The last thing I wanted was to worry anyone.

Anyone else.

Instead, I slid out of my clothes and into the stupid T-shirt Vincent had left on my bedroom floor when he did his reverse strip. I put on my scanner and took out the framed photo of Vincent and me.
When that photo was taken, I already was pregnant
, I thought. Already, the only going back was strewn with broken glass. Exhausted from too much sex and emotion, I fell asleep with a pillow held tight against me.

I don’t know when I pulled the picture off the shelf. I woke up and it was beneath me. I rolled over and somehow, although I lunged to grab it, the glass smashed against the corner of my bookshelf. Carefully, I picked up the pieces and then inspected the photo. The glass had cut a crease right through Vincent, so that his face was no longer pressed against my neck but scratched half away.

Holy symbolism, Batman.

Gently, I tried to smooth the image and massage that silly, sidelong gesture of confidence back into place. In my playhouse of life, it was a family picture of all of us, maybe the only one there would ever be, because Vincent and I would not last, and the baby would not last. I would last.
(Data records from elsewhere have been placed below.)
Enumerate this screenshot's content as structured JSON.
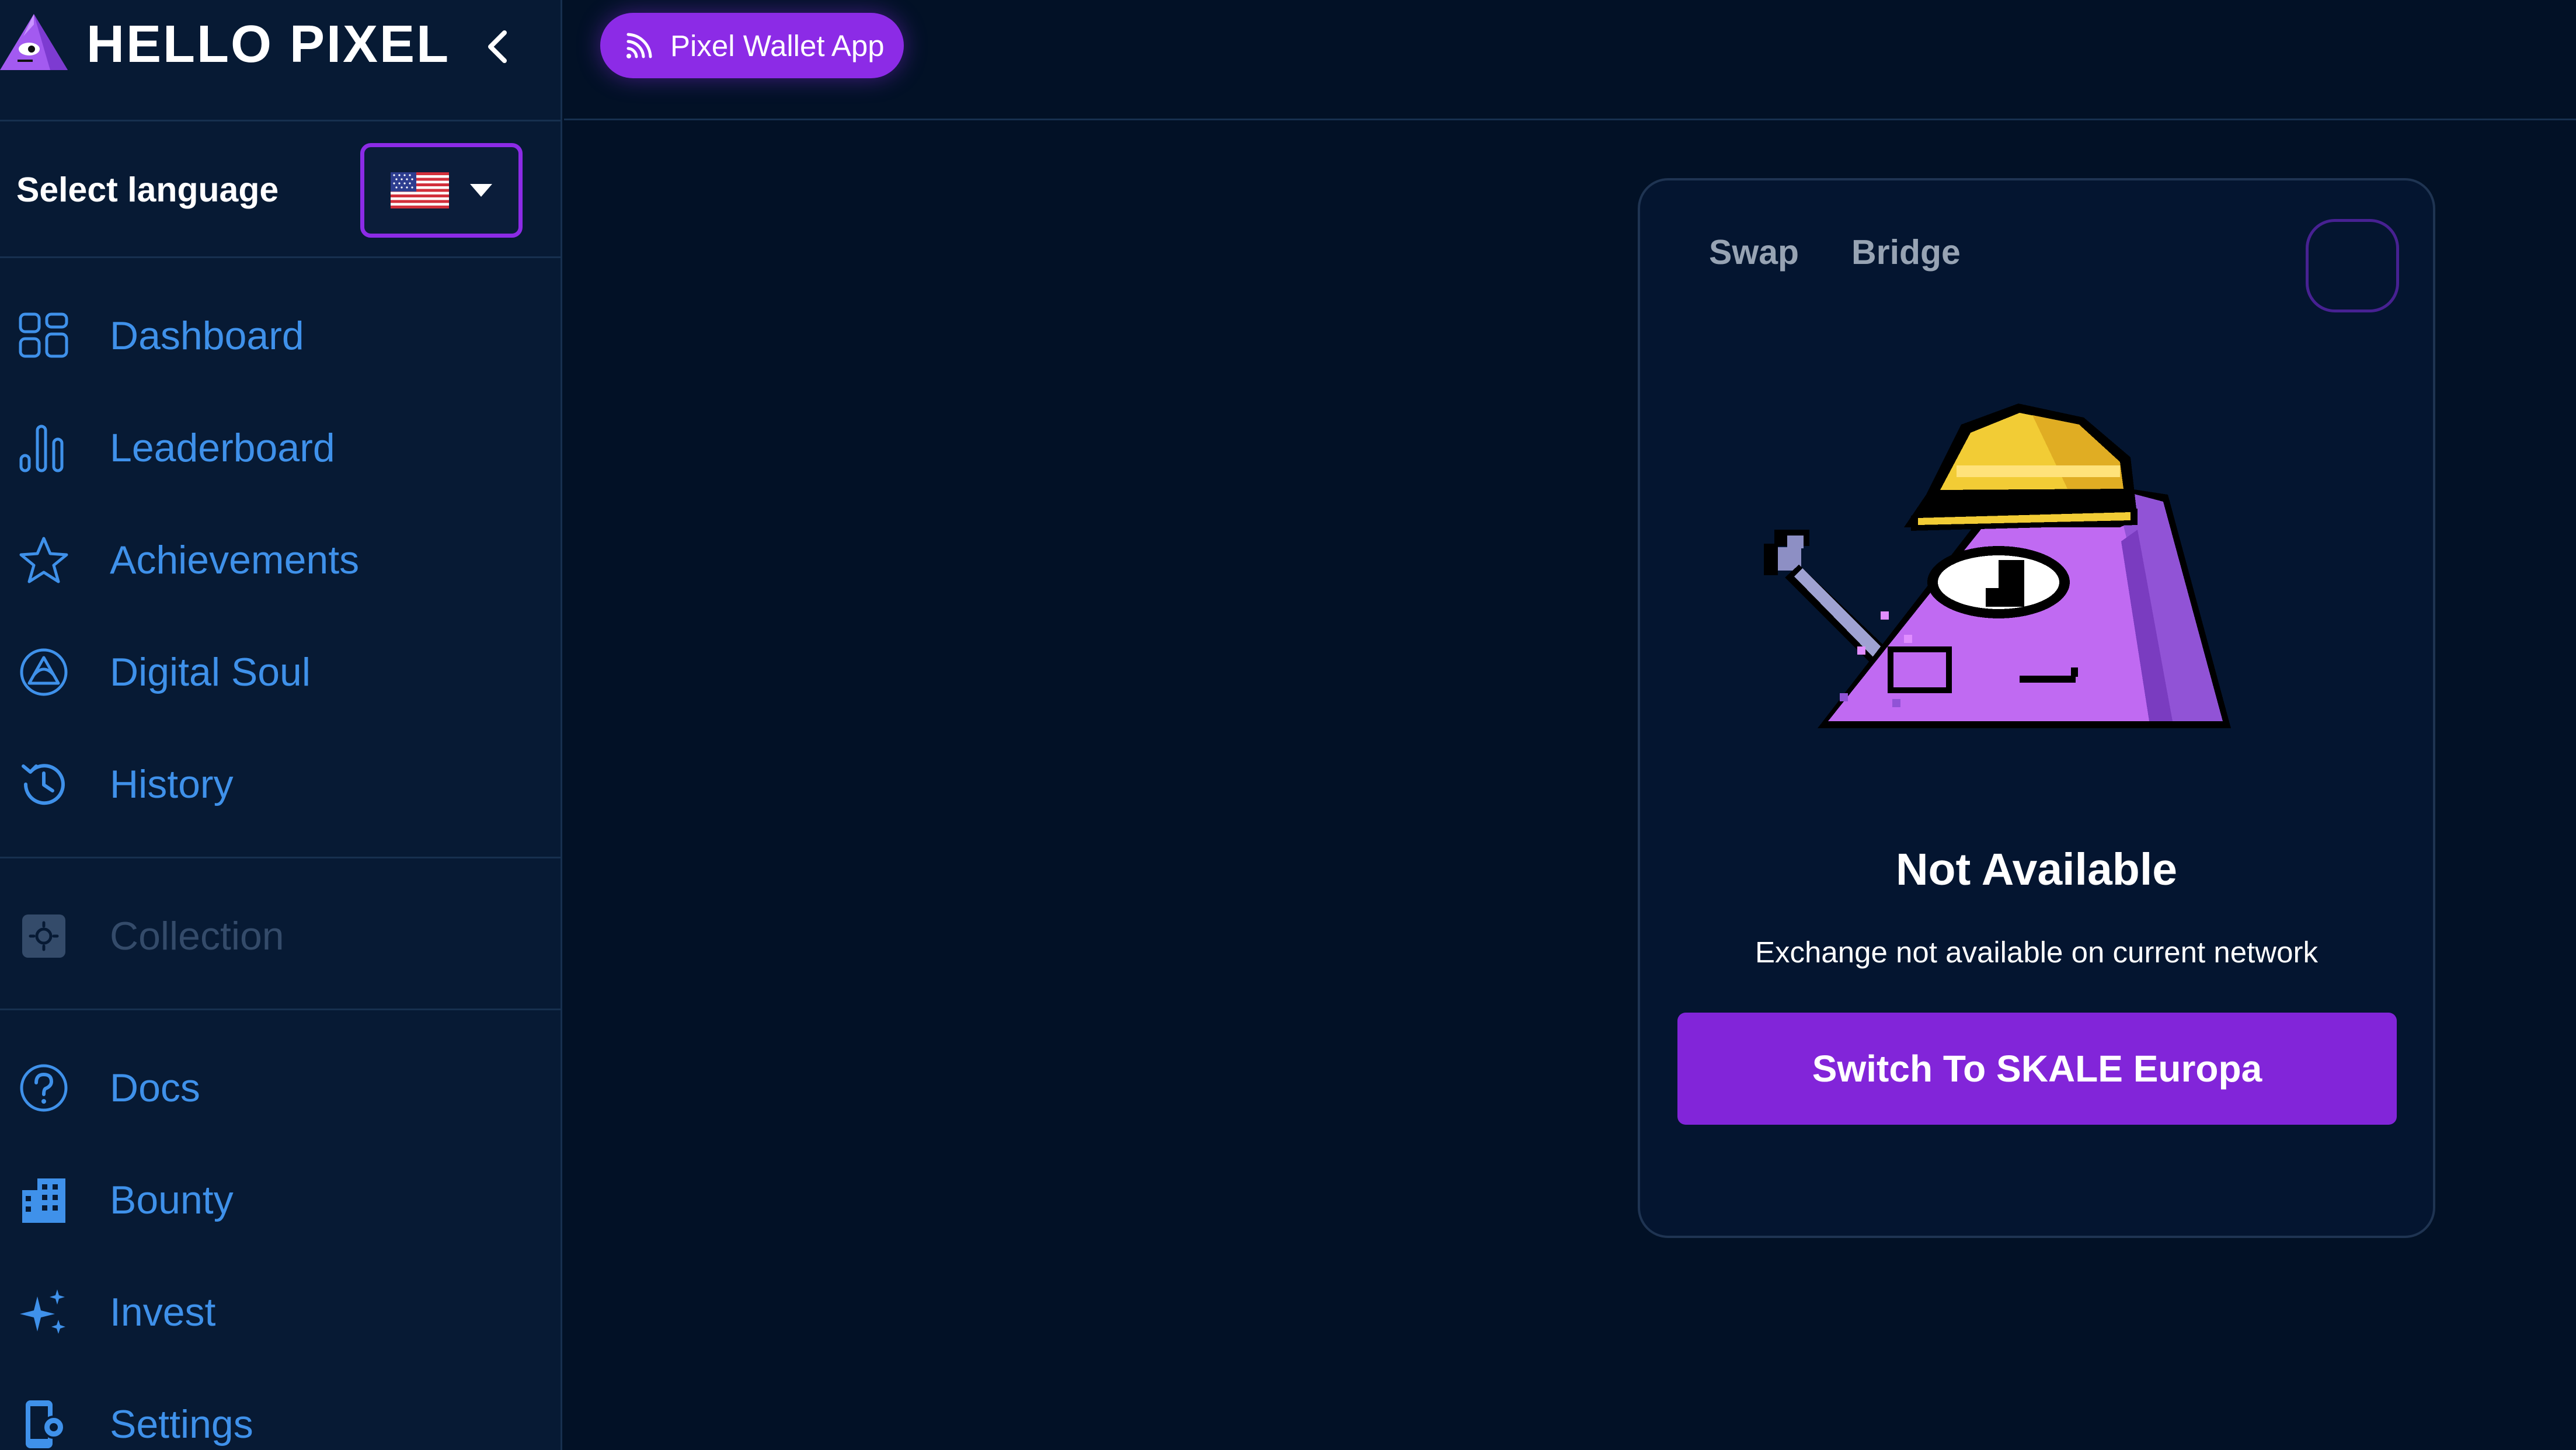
{
  "brand": {
    "title": "HELLO PIXEL",
    "logo": "pixel-triangle-mascot-icon",
    "collapse_icon": "chevron-left-icon"
  },
  "language": {
    "label": "Select language",
    "selected": "us-flag-icon"
  },
  "nav": {
    "group1": [
      {
        "label": "Dashboard",
        "icon": "dashboard-grid-icon"
      },
      {
        "label": "Leaderboard",
        "icon": "bar-chart-icon"
      },
      {
        "label": "Achievements",
        "icon": "star-icon"
      },
      {
        "label": "Digital Soul",
        "icon": "soul-emblem-icon"
      },
      {
        "label": "History",
        "icon": "history-clock-icon"
      }
    ],
    "group2": [
      {
        "label": "Collection",
        "icon": "collection-icon"
      }
    ],
    "group3": [
      {
        "label": "Docs",
        "icon": "help-circle-icon"
      },
      {
        "label": "Bounty",
        "icon": "building-icon"
      },
      {
        "label": "Invest",
        "icon": "sparkles-icon"
      },
      {
        "label": "Settings",
        "icon": "device-settings-icon"
      }
    ]
  },
  "topbar": {
    "wallet_button": "Pixel Wallet App",
    "wallet_icon": "feed-signal-icon"
  },
  "exchange": {
    "tabs": [
      "Swap",
      "Bridge"
    ],
    "status_title": "Not Available",
    "status_message": "Exchange not available on current network",
    "action_button": "Switch To SKALE Europa",
    "illustration": "construction-mascot-with-wrench"
  },
  "colors": {
    "background": "#021126",
    "sidebar": "#071a34",
    "accent": "#8c2be6",
    "nav_text": "#3f91ea",
    "disabled_text": "#344b6a"
  }
}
I would ask Beth to make another copy for me, but I decided I would not set it up again, framed among my relics. It had been too big anyway, bigger than the others, putting out of balance the family that had been real—a mother, a father, and a child. Missing was a picture of Marie and me. One did not exist, because through all those years with Marie I had been faceless. Beth might take one for me, and there it would go, one more among the others, with plenty of room left for time to bring what it genuinely could.
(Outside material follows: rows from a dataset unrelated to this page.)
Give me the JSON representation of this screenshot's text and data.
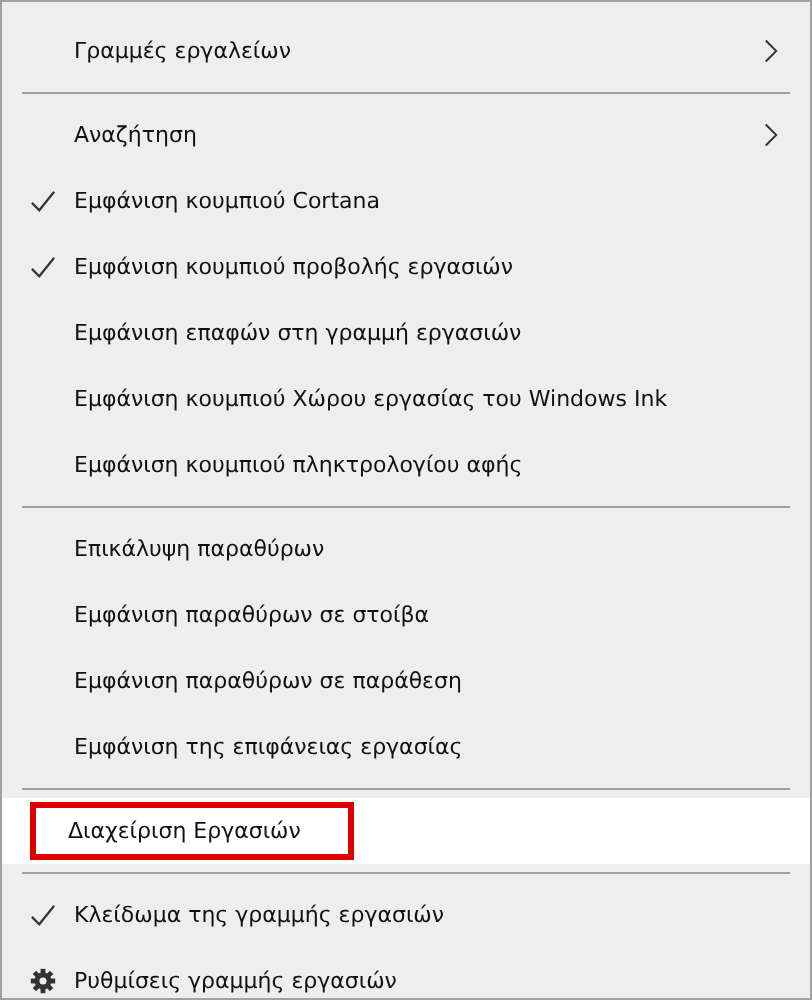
{
  "menu": {
    "groups": [
      {
        "items": [
          {
            "label": "Γραμμές εργαλείων",
            "kind": "submenu",
            "checked": false,
            "selected": false,
            "outlined": false
          }
        ]
      },
      {
        "items": [
          {
            "label": "Αναζήτηση",
            "kind": "submenu",
            "checked": false,
            "selected": false,
            "outlined": false
          },
          {
            "label": "Εμφάνιση κουμπιού Cortana",
            "kind": "plain",
            "checked": true,
            "selected": false,
            "outlined": false
          },
          {
            "label": "Εμφάνιση κουμπιού προβολής εργασιών",
            "kind": "plain",
            "checked": true,
            "selected": false,
            "outlined": false
          },
          {
            "label": "Εμφάνιση επαφών στη γραμμή εργασιών",
            "kind": "plain",
            "checked": false,
            "selected": false,
            "outlined": false
          },
          {
            "label": "Εμφάνιση κουμπιού Χώρου εργασίας του Windows Ink",
            "kind": "plain",
            "checked": false,
            "selected": false,
            "outlined": false
          },
          {
            "label": "Εμφάνιση κουμπιού πληκτρολογίου αφής",
            "kind": "plain",
            "checked": false,
            "selected": false,
            "outlined": false
          }
        ]
      },
      {
        "items": [
          {
            "label": "Επικάλυψη παραθύρων",
            "kind": "plain",
            "checked": false,
            "selected": false,
            "outlined": false
          },
          {
            "label": "Εμφάνιση παραθύρων σε στοίβα",
            "kind": "plain",
            "checked": false,
            "selected": false,
            "outlined": false
          },
          {
            "label": "Εμφάνιση παραθύρων σε παράθεση",
            "kind": "plain",
            "checked": false,
            "selected": false,
            "outlined": false
          },
          {
            "label": "Εμφάνιση της επιφάνειας εργασίας",
            "kind": "plain",
            "checked": false,
            "selected": false,
            "outlined": false
          }
        ]
      },
      {
        "items": [
          {
            "label": "Διαχείριση Εργασιών",
            "kind": "plain",
            "checked": false,
            "selected": true,
            "outlined": true
          }
        ]
      },
      {
        "items": [
          {
            "label": "Κλείδωμα της γραμμής εργασιών",
            "kind": "plain",
            "checked": true,
            "selected": false,
            "outlined": false
          },
          {
            "label": "Ρυθμίσεις γραμμής εργασιών",
            "kind": "settings",
            "checked": false,
            "selected": false,
            "outlined": false
          }
        ]
      }
    ]
  }
}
I kissed Vincent’s messed-up forehead and put it under my dad’s helmet, tucking all the corners in carefully so nothing showed. I got up and stripped the bed and put on clean sheets and resolved to be like Kit, starting my twenty-one-day diet of losing Vincent.
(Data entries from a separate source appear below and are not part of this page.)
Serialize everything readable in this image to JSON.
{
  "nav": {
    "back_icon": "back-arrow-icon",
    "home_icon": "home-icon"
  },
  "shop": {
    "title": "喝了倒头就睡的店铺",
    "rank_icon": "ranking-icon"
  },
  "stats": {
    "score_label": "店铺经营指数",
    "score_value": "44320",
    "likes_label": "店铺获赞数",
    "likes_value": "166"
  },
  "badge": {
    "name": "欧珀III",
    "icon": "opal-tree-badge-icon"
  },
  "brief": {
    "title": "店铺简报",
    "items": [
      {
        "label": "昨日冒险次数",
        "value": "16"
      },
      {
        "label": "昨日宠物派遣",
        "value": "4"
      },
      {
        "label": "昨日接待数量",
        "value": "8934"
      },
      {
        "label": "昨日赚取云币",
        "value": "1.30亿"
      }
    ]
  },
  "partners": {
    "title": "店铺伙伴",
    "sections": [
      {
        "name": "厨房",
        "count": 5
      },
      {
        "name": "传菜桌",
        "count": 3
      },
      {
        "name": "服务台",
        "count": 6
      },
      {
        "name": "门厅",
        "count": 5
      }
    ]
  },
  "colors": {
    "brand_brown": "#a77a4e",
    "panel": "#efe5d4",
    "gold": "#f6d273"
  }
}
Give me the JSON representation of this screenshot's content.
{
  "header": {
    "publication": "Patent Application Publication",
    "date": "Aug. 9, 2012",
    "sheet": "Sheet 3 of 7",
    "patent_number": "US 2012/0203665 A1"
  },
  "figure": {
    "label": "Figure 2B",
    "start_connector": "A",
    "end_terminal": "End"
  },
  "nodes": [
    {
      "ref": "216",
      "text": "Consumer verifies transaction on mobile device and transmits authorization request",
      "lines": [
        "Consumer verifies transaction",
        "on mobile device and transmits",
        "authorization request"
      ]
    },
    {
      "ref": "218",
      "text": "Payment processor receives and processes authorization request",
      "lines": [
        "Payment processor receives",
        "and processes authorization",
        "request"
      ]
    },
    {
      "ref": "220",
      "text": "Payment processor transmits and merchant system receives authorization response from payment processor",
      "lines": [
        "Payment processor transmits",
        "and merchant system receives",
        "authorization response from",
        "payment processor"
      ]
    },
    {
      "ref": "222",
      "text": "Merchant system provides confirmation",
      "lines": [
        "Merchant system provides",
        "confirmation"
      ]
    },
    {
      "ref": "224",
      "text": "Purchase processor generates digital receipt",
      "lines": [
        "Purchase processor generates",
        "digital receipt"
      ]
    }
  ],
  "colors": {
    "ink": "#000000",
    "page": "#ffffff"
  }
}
I decided to forget that picture was there.

And I did.

CHAPTER SIXTEEN

T
hose who think that callous women can have abortions on demand have never demanded one. I was a special case. Not only was I a transplant recipient, for whom urgency was key, I also would be in a real operating room, medicated with IV Versed so that I remembered nothing. Still, it took two weeks to get an appointment. Perhaps it was the Christmas rush, the time college freshmen bite the bullet before they go home for break. Perhaps it was the fact that I’d made and canceled four appointments, including the one I’d scheduled for just after Vincent left Chicago. That was juvenile and rude to the staff. And masochistic to me. Still, I waited. There were whole parts of days I willfully shunted the decision out of my conscious mind. Weeks passed like playing cards flicked into a hat by a restless child.